Sudah sepuluh menit berlalu, namun Wonwoo tak kunjung kembali. Tuan Kim dan Seungcheol terlihat masih menikmati hidangan yang tertata rapi diatas meja. Mereka seolah tidak ada pikiran yang tengah dipikirkannya, berbeda sekalo dengan Nyonya Kim yang sibuk dengan pikirannya dan sesekali wanita cantik itu saling memberikan tatapan kepada keduanya. Nampaknya keduanya tidak menyadari jika kepergian Wonwoo telah menghabiskan waktu yang cukup lama.
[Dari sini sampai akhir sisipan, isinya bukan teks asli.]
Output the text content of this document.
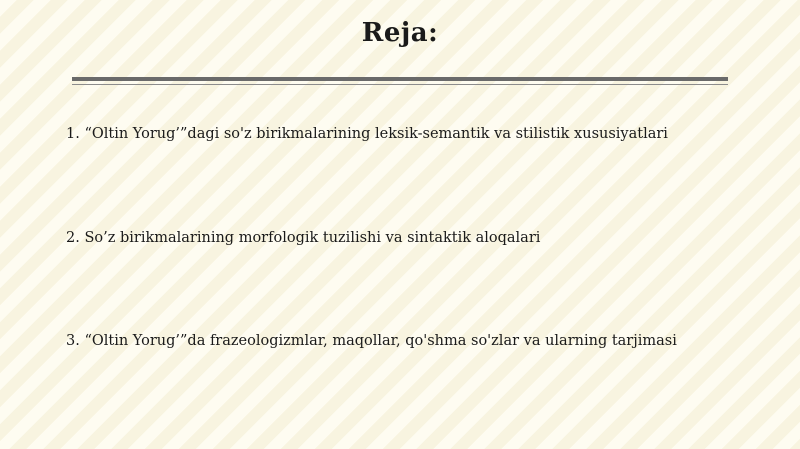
Reja:

1. “Oltin Yorug’”dagi so'z birikmalarining leksik-semantik va stilistik xususiyatlari

2. So’z birikmalarining morfologik tuzilishi va sintaktik aloqalari

3. “Oltin Yorug’”da frazeologizmlar, maqollar, qo'shma so'zlar va ularning tarjimasi
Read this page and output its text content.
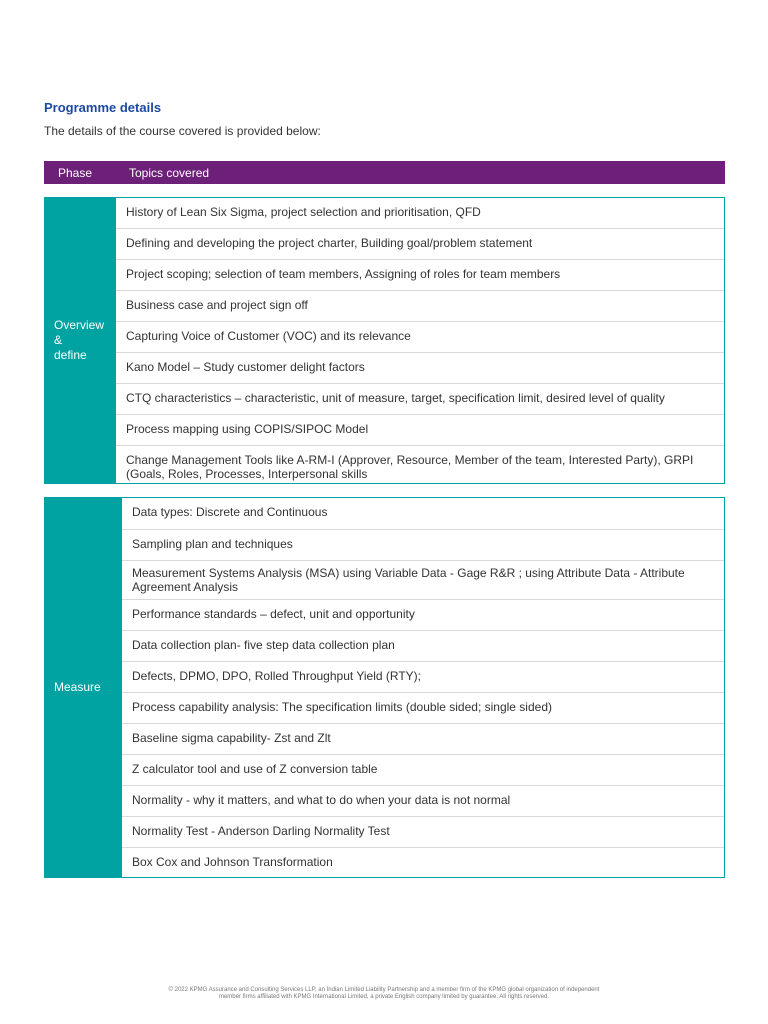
Programme details

The details of the course covered is provided below:

Phase	Topics covered
Overview
&
define
History of Lean Six Sigma, project selection and prioritisation, QFD
Defining and developing the project charter, Building goal/problem statement
Project scoping; selection of team members, Assigning of roles for team members
Business case and project sign off
Capturing Voice of Customer (VOC) and its relevance
Kano Model – Study customer delight factors
CTQ characteristics – characteristic, unit of measure, target, specification limit, desired level of quality
Process mapping using COPIS/SIPOC Model
Change Management Tools like A-RM-I (Approver, Resource, Member of the team, Interested Party), GRPI (Goals, Roles, Processes, Interpersonal skills
Measure
Data types: Discrete and Continuous
Sampling plan and techniques
Measurement Systems Analysis (MSA) using Variable Data - Gage R&R ; using Attribute Data - Attribute Agreement Analysis
Performance standards – defect, unit and opportunity
Data collection plan- five step data collection plan
Defects, DPMO, DPO, Rolled Throughput Yield (RTY);
Process capability analysis: The specification limits (double sided; single sided)
Baseline sigma capability- Zst and Zlt
Z calculator tool and use of Z conversion table
Normality - why it matters, and what to do when your data is not normal
Normality Test - Anderson Darling Normality Test
Box Cox and Johnson Transformation
© 2022 KPMG Assurance and Consulting Services LLP, an Indian Limited Liability Partnership and a member firm of the KPMG global organization of independent
member firms affiliated with KPMG International Limited, a private English company limited by guarantee. All rights reserved.
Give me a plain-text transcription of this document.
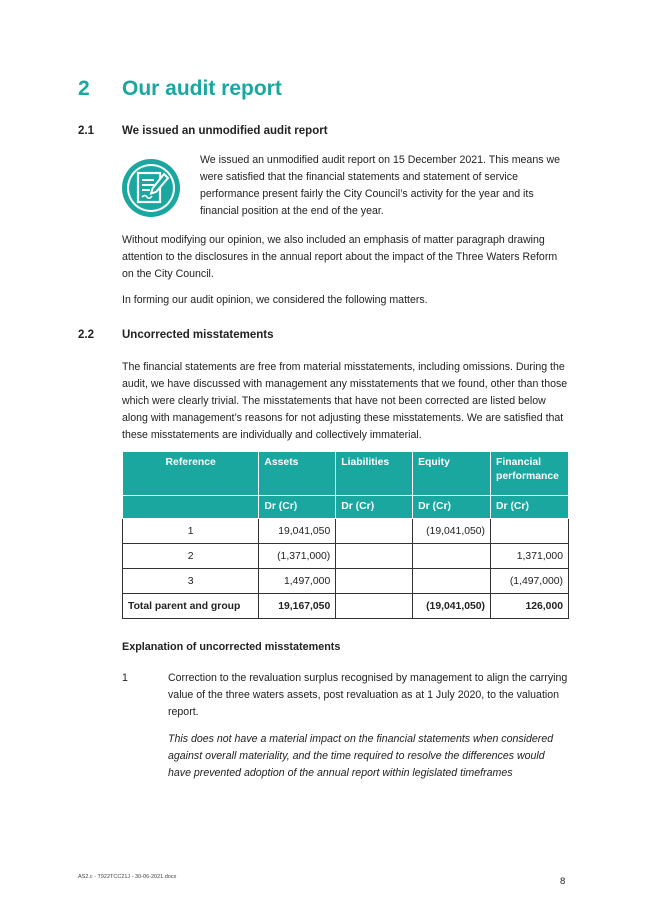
2 Our audit report
2.1 We issued an unmodified audit report
We issued an unmodified audit report on 15 December 2021. This means we were satisfied that the financial statements and statement of service performance present fairly the City Council’s activity for the year and its financial position at the end of the year.
Without modifying our opinion, we also included an emphasis of matter paragraph drawing attention to the disclosures in the annual report about the impact of the Three Waters Reform on the City Council.
In forming our audit opinion, we considered the following matters.
2.2 Uncorrected misstatements
The financial statements are free from material misstatements, including omissions. During the audit, we have discussed with management any misstatements that we found, other than those which were clearly trivial. The misstatements that have not been corrected are listed below along with management’s reasons for not adjusting these misstatements. We are satisfied that these misstatements are individually and collectively immaterial.
Reference	Assets	Liabilities	Equity	Financial performance
	Dr (Cr)	Dr (Cr)	Dr (Cr)	Dr (Cr)
1	19,041,050		(19,041,050)	
2	(1,371,000)			1,371,000
3	1,497,000			(1,497,000)
Total parent and group	19,167,050		(19,041,050)	126,000
Explanation of uncorrected misstatements
1	Correction to the revaluation surplus recognised by management to align the carrying value of the three waters assets, post revaluation as at 1 July 2020, to the valuation report.
This does not have a material impact on the financial statements when considered against overall materiality, and the time required to resolve the differences would have prevented adoption of the annual report within legislated timeframes
AS2.c - T922TCC21J - 30-06-2021.docx	8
Ketika Nyonya Kim tengah merasa senang akan keberhasilan menemukan Wonwoo. Berbanding terbalik dengan Wonwoo di toilet. Wonwoo masuk kedalam salah satu bilik toilet dan menguncinya. Ia sengaja melakukan itu agar tidak ada satu orangpun melihat dirinya yang tengah kesakitan seperti sekarang ini. Kondisinya saat ini benar-benar memprihatinkan. Tubuhnya tak henti dibanjiri oleh keringan dingin yang sejak sepuluh menit tadi semakin menjadi. Begitupula wajahnya yang memucat layaknya mayat hidup. Sungguh siapapun yang melihatnya akan sangat ketakutan.

Wonwoo jatuh terduduk dengan mulut yang terbuka tak hentinya mencoba memuntahkan isi perutnya ke closet duduk. Wonwoo begitu putus asa karena yang dimuntahkannya hanya air dan bukan makanan yang dimakannya. Dadanya semakin bertambah sakit bersamaan dengan perutnya yang memelit. Penderitaannya tak sampai disitu saja, Wonwoo merasa malaikat maut tengah menjemputnya yang membuatnya tak dapat menahan air matanya. Ya. Wonwoo hanya bisa menangisi rasa sakitnya.

Dulu Wonwoo memang mengharapkan dirinya mati dan bahkan beberapa kali mencoba untuk bunuh diri. Tapi usahanya selalu saja gagal seolah Tuhan tidak mengijinkan dirinya untuk mati dengan cepat. Dan sekarang akankah waktunya ia mati ? Mengapa harus mati dengan cara seperti ini ? Bukan ini yang Wonwoo inginkan. Ia tidak ingin mati dengan cara konyol hanya karena makanan. Wonwoo hanya ingin mati dengan usahanya sendiri bukan oleh orang lain. Dalam menahan rasa sakitnya, Wonwoo merasa ibunya benar-benar keterlaluan. Ibunya bahkan tidak tahu bahwa dirinya alergi terhadap seafood, ibu macam apa wanita itu !

"Jihoon-ah tolong aku hiks..." tangisnya dengan tangan yang tak hentinya memukul dadanya berharap jika ia dapat meraup oksigen. Tetap saja usahanya sia-sia ia bahkan tak merasakan jika oksigen masuk kedalam pernapasannya, membuat dadanya semakin sakit dan ia merasa benar-benar tak dapat mempertahankan kesadarannya. Tubuhnya semakin lemas. Wonwoo berharap penderitaan ini segera berakhir.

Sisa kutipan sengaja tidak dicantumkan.